Europäische Kommission präsentiert Energiefahrplan 2050, BEE und Grüne kritisieren Bewertung des Potenzials und der Kosten erneuerbarer Energien

Um das Ziel der Emissionssenkung um mehr als 80 % bis 2050 zu erreichen, müsse die Energieproduktion in Europa nahezu CO2-frei werden, so die EU- Kommission in einer Pressemitteilung.

In dem Energiefahrplan 2050, den die Kommission am 15.12.2011 vorgestellt hat, wird dargelegt, wie dies ohne eine Beeinträchtigung der Energieversorgung und der Wettbewerbsfähigkeit möglich werde.
„Nur ein neues Energiemodell wird langfristig dafür sorgen, dass unser System sicher, wettbewerbsfähig und nachhaltig ist.

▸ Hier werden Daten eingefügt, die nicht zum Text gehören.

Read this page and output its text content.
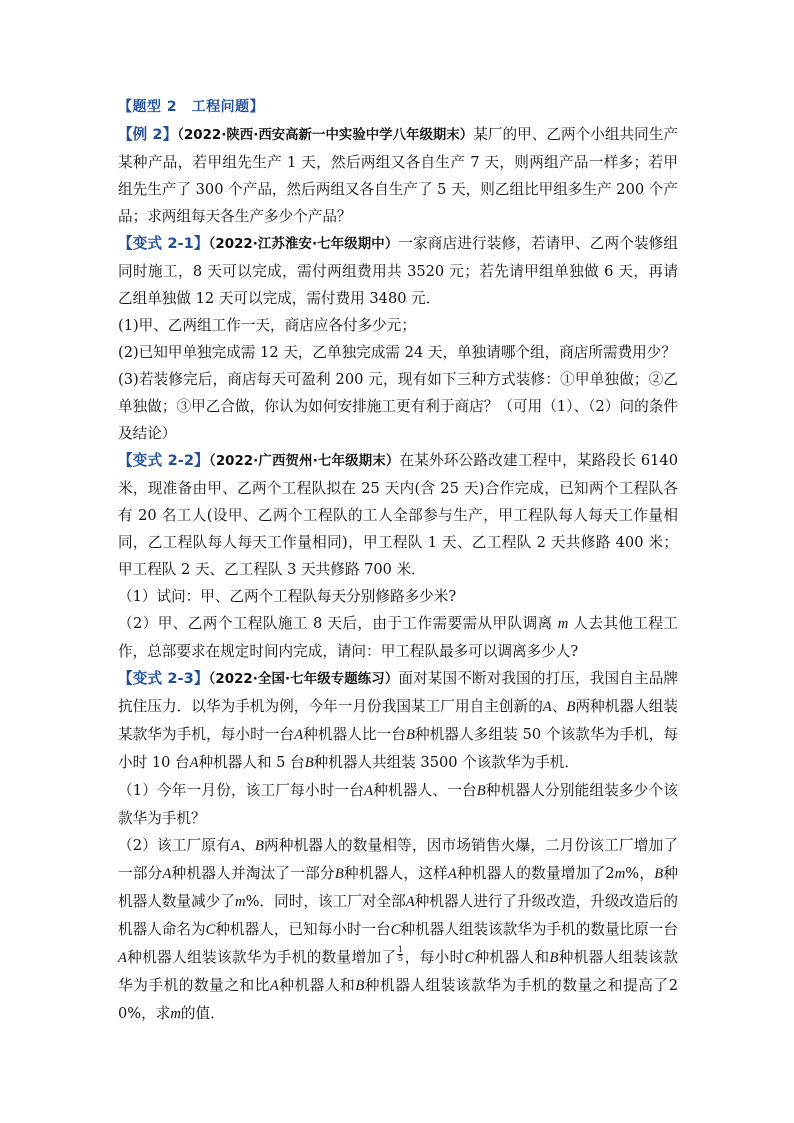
【题型 2　工程问题】

【例 2】（2022·陕西·西安高新一中实验中学八年级期末）某厂的甲、乙两个小组共同生产某种产品，若甲组先生产 1 天，然后两组又各自生产 7 天，则两组产品一样多；若甲组先生产了 300 个产品，然后两组又各自生产了 5 天，则乙组比甲组多生产 200 个产品；求两组每天各生产多少个产品？

【变式 2-1】（2022·江苏淮安·七年级期中）一家商店进行装修，若请甲、乙两个装修组同时施工，8 天可以完成，需付两组费用共 3520 元；若先请甲组单独做 6 天，再请乙组单独做 12 天可以完成，需付费用 3480 元．

(1)甲、乙两组工作一天，商店应各付多少元；

(2)已知甲单独完成需 12 天，乙单独完成需 24 天，单独请哪个组，商店所需费用少？

(3)若装修完后，商店每天可盈利 200 元，现有如下三种方式装修：①甲单独做；②乙单独做；③甲乙合做，你认为如何安排施工更有利于商店？（可用（1）、（2）问的条件及结论）

【变式 2-2】（2022·广西贺州·七年级期末）在某外环公路改建工程中，某路段长 6140 米，现准备由甲、乙两个工程队拟在 25 天内(含 25 天)合作完成，已知两个工程队各有 20 名工人(设甲、乙两个工程队的工人全部参与生产，甲工程队每人每天工作量相同，乙工程队每人每天工作量相同)，甲工程队 1 天、乙工程队 2 天共修路 400 米；甲工程队 2 天、乙工程队 3 天共修路 700 米．

（1）试问：甲、乙两个工程队每天分别修路多少米?

（2）甲、乙两个工程队施工 8 天后，由于工作需要需从甲队调离 m 人去其他工程工作，总部要求在规定时间内完成，请问：甲工程队最多可以调离多少人?

【变式 2-3】（2022·全国·七年级专题练习）面对某国不断对我国的打压，我国自主品牌抗住压力．以华为手机为例，今年一月份我国某工厂用自主创新的A、B两种机器人组装某款华为手机，每小时一台A种机器人比一台B种机器人多组装 50 个该款华为手机，每小时 10 台A种机器人和 5 台B种机器人共组装 3500 个该款华为手机．

（1）今年一月份，该工厂每小时一台A种机器人、一台B种机器人分别能组装多少个该款华为手机？

（2）该工厂原有A、B两种机器人的数量相等，因市场销售火爆，二月份该工厂增加了一部分A种机器人并淘汰了一部分B种机器人，这样A种机器人的数量增加了2m%，B种机器人数量减少了m%．同时，该工厂对全部A种机器人进行了升级改造，升级改造后的机器人命名为C种机器人，已知每小时一台C种机器人组装该款华为手机的数量比原一台A种机器人组装该款华为手机的数量增加了 $\frac{1}{5}$ ，每小时C种机器人和B种机器人组装该款华为手机的数量之和比A种机器人和B种机器人组装该款华为手机的数量之和提高了20%，求m的值．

Wir verfügen jetzt über einen europäischen Rahmen dafür, dass die politischen Maßnahmen zur Sicherung der notwendigen Investitionen getroffen werden", kommentiert Energiekommissar Günther Oettinger.

Kommission setzt auf Energieeffizienz, erneuerbare Energien, Kernenergie sowie CCS
Der Energiefahrplan beruht auf verschiedenen Beispielszenarien, in denen vier Elemente eine unterschiedlich große Rolle spielen: Energieeffizienz, erneuerbare Energien, Kernenergie sowie CO2-Abtrennung und -speicherung, kurz: CCS). Keines der Szenarien dürfte vollständig eintreten, aber aus allen ergebe sich eine Reihe von sinnvollen Handlungsoptionen für die nächsten Jahre, so die Kommission. Basierend auf dem Fahrplan sollen in den kommenden Jahren weitere politische Initiativen zu spezifischen Bereichen der Energiepolitik folgen.

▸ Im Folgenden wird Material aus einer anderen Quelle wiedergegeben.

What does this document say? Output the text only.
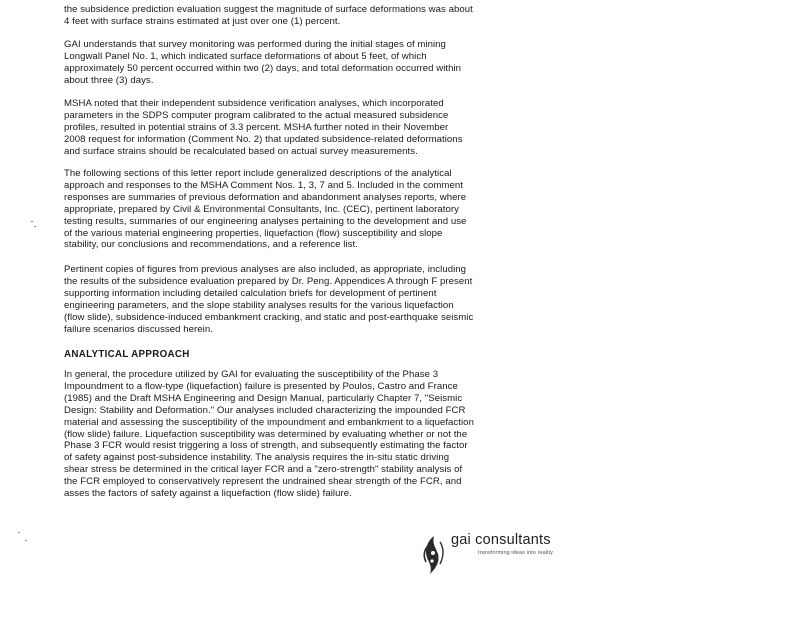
the subsidence prediction evaluation suggest the magnitude of surface deformations was about
4 feet with surface strains estimated at just over one (1) percent.
GAI understands that survey monitoring was performed during the initial stages of mining
Longwall Panel No. 1, which indicated surface deformations of about 5 feet, of which
approximately 50 percent occurred within two (2) days, and total deformation occurred within
about three (3) days.
MSHA noted that their independent subsidence verification analyses, which incorporated
parameters in the SDPS computer program calibrated to the actual measured subsidence
profiles, resulted in potential strains of 3.3 percent. MSHA further noted in their November
2008 request for information (Comment No. 2) that updated subsidence-related deformations
and surface strains should be recalculated based on actual survey measurements.
The following sections of this letter report include generalized descriptions of the analytical
approach and responses to the MSHA Comment Nos. 1, 3, 7 and 5. Included in the comment
responses are summaries of previous deformation and abandonment analyses reports, where
appropriate, prepared by Civil & Environmental Consultants, Inc. (CEC), pertinent laboratory
testing results, summaries of our engineering analyses pertaining to the development and use
of the various material engineering properties, liquefaction (flow) susceptibility and slope
stability, our conclusions and recommendations, and a reference list.
Pertinent copies of figures from previous analyses are also included, as appropriate, including
the results of the subsidence evaluation prepared by Dr. Peng. Appendices A through F present
supporting information including detailed calculation briefs for development of pertinent
engineering parameters, and the slope stability analyses results for the various liquefaction
(flow slide), subsidence-induced embankment cracking, and static and post-earthquake seismic
failure scenarios discussed herein.
ANALYTICAL APPROACH
In general, the procedure utilized by GAI for evaluating the susceptibility of the Phase 3
Impoundment to a flow-type (liquefaction) failure is presented by Poulos, Castro and France
(1985) and the Draft MSHA Engineering and Design Manual, particularly Chapter 7, "Seismic
Design: Stability and Deformation." Our analyses included characterizing the impounded FCR
material and assessing the susceptibility of the impoundment and embankment to a liquefaction
(flow slide) failure. Liquefaction susceptibility was determined by evaluating whether or not the
Phase 3 FCR would resist triggering a loss of strength, and subsequently estimating the factor
of safety against post-subsidence instability. The analysis requires the in-situ static driving
shear stress be determined in the critical layer FCR and a "zero-strength" stability analysis of
the FCR employed to conservatively represent the undrained shear strength of the FCR, and
asses the factors of safety against a liquefaction (flow slide) failure.
gai consultants
transforming ideas into reality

BEE: EU-Kommission unterschätzt das Potenzial erneuerbarer Energien
Nach Analyse des Bundesverbandes Erneuerbare Energie (BEE) unterschätzt die EU-Energy Roadmap 2050 deutlich das Potenzial erneuerbarer Energien und setzt deren Kosten im Vergleich zu fossilen Energien zu hoch an.

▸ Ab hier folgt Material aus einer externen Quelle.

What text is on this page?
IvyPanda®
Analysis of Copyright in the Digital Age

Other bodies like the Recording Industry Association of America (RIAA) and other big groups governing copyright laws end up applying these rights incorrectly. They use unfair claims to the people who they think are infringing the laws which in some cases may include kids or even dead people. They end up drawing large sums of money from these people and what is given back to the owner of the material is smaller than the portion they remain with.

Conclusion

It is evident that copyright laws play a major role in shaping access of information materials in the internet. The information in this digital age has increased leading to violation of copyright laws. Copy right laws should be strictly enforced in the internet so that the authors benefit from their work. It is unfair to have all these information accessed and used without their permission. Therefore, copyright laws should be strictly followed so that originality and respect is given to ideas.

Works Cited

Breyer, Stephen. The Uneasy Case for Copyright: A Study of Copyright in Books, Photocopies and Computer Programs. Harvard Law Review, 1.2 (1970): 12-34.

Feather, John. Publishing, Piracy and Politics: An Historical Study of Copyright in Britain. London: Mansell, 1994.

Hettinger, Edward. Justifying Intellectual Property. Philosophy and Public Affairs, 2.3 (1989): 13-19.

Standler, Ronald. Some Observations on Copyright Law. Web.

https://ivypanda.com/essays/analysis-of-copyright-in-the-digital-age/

BEE-Präsident Dietmar Schütz: Harmonisierung der Fördersysteme sorgt nicht für Kosteneffizienz
„Die Roadmap missachtet nicht nur die kostensenkenden Effekte der erneuerbaren Energien, auch die Annahmen für die Kostenentwicklung der konventionellen Energieträger sind viel zu optimistisch“, kritisiert BEE-Präsident Dietmar Schütz den neuen Fahrplan. Die These der Kosteneffizienz durch eine EU-weite Harmonisierung der Fördersysteme werde außerdem nicht richtiger, wenn man sie nur oft genug wiederhole.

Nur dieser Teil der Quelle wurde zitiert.